I talked about the original formulation of the WoK working hypothesis, 'ontologically, all that IS is already complete, and this completeness functions as a basic resource that can be explored directly.'
I discussed in particular what the content might mean, and how one might go about working with that content. I talked especially about the importance of openly and honestly engaging confusion, and about the value of working with what it might mean to work with the working hypothesis.
I used an experimental approach to this talk, speaking relatively spontaneously with minimal structure, in a kind of extended "lab time." This method also reflected the minimal structure of the practice of working with the hypothesis itself.

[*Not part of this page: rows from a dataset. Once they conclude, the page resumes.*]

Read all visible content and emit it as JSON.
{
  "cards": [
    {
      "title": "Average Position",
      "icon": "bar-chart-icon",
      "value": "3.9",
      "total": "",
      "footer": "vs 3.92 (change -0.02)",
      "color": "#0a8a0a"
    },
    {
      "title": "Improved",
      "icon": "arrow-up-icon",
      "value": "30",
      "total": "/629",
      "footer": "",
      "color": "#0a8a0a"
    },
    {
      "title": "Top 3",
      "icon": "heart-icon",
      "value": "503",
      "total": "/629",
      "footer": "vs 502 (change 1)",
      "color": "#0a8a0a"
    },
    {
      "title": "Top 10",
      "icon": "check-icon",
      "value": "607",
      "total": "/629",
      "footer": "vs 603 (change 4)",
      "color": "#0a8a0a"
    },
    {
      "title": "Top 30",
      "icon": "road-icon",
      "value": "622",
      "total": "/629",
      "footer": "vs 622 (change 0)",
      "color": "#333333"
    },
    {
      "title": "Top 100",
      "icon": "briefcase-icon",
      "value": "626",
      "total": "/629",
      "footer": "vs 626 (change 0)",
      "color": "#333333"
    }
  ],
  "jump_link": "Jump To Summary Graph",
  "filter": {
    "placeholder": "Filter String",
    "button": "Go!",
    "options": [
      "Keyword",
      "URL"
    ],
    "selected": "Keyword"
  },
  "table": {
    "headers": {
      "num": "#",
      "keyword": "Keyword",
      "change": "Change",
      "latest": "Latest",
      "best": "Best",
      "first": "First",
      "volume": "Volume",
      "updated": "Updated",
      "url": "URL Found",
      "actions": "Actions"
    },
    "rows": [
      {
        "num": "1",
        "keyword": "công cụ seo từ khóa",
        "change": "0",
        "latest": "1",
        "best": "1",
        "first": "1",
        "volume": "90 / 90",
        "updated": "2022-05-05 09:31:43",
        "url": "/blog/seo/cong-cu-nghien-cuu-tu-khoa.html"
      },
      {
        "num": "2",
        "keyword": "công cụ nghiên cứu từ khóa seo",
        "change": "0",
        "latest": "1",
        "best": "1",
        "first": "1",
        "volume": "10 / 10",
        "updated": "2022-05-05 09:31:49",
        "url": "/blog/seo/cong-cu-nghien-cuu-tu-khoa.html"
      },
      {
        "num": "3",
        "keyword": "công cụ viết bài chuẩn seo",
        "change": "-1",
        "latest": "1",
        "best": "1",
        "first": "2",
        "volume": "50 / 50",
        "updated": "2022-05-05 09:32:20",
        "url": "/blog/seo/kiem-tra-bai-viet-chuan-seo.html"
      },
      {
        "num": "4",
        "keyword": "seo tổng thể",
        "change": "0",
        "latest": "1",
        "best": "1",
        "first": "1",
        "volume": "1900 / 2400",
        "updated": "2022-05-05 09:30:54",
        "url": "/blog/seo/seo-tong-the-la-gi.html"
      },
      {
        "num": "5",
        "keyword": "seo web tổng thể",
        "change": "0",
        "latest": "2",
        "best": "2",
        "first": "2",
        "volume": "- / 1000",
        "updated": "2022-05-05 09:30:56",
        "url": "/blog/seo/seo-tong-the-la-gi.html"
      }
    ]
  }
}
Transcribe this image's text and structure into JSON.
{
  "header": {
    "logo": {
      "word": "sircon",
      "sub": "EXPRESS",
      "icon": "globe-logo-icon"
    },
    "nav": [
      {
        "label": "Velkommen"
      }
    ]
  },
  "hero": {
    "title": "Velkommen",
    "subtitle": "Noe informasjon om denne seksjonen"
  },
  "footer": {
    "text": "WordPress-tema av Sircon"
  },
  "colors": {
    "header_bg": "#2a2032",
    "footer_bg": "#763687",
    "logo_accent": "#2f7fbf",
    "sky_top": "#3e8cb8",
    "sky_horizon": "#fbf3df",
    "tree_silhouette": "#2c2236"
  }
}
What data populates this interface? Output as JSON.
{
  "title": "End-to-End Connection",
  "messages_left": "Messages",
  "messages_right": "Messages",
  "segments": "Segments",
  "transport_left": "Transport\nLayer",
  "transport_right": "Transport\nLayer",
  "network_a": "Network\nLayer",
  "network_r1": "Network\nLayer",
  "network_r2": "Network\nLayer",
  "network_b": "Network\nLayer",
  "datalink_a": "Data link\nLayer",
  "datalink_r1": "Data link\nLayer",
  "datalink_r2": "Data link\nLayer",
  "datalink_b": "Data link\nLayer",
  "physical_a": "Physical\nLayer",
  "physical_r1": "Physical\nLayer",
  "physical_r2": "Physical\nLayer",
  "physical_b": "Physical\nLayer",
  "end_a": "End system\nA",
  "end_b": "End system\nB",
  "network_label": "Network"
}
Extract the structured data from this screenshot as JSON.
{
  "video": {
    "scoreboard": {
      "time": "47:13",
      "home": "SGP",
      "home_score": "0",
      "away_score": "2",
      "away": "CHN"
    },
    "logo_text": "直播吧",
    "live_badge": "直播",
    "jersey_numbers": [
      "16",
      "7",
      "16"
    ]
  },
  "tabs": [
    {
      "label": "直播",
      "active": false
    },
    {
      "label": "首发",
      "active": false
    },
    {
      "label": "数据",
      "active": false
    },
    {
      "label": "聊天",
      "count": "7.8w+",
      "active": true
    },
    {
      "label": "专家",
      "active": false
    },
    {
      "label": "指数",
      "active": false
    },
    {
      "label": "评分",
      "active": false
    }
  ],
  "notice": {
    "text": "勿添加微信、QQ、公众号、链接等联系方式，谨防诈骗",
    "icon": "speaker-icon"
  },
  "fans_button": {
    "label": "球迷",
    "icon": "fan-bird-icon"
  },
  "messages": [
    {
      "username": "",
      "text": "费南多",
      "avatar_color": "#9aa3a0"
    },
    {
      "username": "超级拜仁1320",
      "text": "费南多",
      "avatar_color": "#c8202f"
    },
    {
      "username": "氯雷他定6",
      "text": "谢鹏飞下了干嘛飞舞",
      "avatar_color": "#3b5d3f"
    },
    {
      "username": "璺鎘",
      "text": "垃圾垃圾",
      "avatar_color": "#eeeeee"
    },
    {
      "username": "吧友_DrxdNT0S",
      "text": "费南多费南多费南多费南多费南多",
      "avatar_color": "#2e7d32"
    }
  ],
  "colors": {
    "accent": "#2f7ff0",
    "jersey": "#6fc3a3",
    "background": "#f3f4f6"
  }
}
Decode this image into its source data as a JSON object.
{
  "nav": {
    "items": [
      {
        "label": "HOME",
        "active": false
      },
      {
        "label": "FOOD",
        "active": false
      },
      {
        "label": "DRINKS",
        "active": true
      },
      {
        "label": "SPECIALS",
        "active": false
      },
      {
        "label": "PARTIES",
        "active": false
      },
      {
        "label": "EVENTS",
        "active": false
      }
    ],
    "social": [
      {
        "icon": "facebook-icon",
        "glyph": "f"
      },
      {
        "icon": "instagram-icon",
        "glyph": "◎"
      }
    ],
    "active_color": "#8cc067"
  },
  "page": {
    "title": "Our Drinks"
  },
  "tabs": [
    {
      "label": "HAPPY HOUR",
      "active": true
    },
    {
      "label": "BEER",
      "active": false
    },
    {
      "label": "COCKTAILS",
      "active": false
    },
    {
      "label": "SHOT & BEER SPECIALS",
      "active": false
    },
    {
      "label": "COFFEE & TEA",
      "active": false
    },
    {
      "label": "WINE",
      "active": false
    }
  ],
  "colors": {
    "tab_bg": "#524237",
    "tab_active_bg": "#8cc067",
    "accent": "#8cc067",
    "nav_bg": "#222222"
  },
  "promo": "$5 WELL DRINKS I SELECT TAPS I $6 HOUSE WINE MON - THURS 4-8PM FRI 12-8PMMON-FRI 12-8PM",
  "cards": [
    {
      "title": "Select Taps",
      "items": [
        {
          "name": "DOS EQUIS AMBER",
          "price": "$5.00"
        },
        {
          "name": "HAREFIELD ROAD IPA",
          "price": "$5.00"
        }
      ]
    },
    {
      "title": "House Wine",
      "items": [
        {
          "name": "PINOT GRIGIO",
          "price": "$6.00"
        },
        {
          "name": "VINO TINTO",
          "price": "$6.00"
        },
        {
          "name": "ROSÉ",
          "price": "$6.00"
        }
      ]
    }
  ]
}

In some ways Qwaq was well suited to this approach. At some points I was speaking openly and honestly from a deep sense of confusion. In these cases, Qwaq provided enough of a sense of presence to draw out what I was trying to convey, but I also felt safe enough, sitting behind my keyboard, to really relax with the confusion and discuss it.
In this particular case, however, I was also already relatively well acquainted with everyone present, either through Qwaq or in real-life, so I am not certain how well this approach would work with a broader audience consisting largely of people I would not know. It may be that the familiarity, rather than the somewhat attenuated sense of presence, was the crucial factor in lowering anxiety, in which case speaking to an unknown audience might increase anxiety.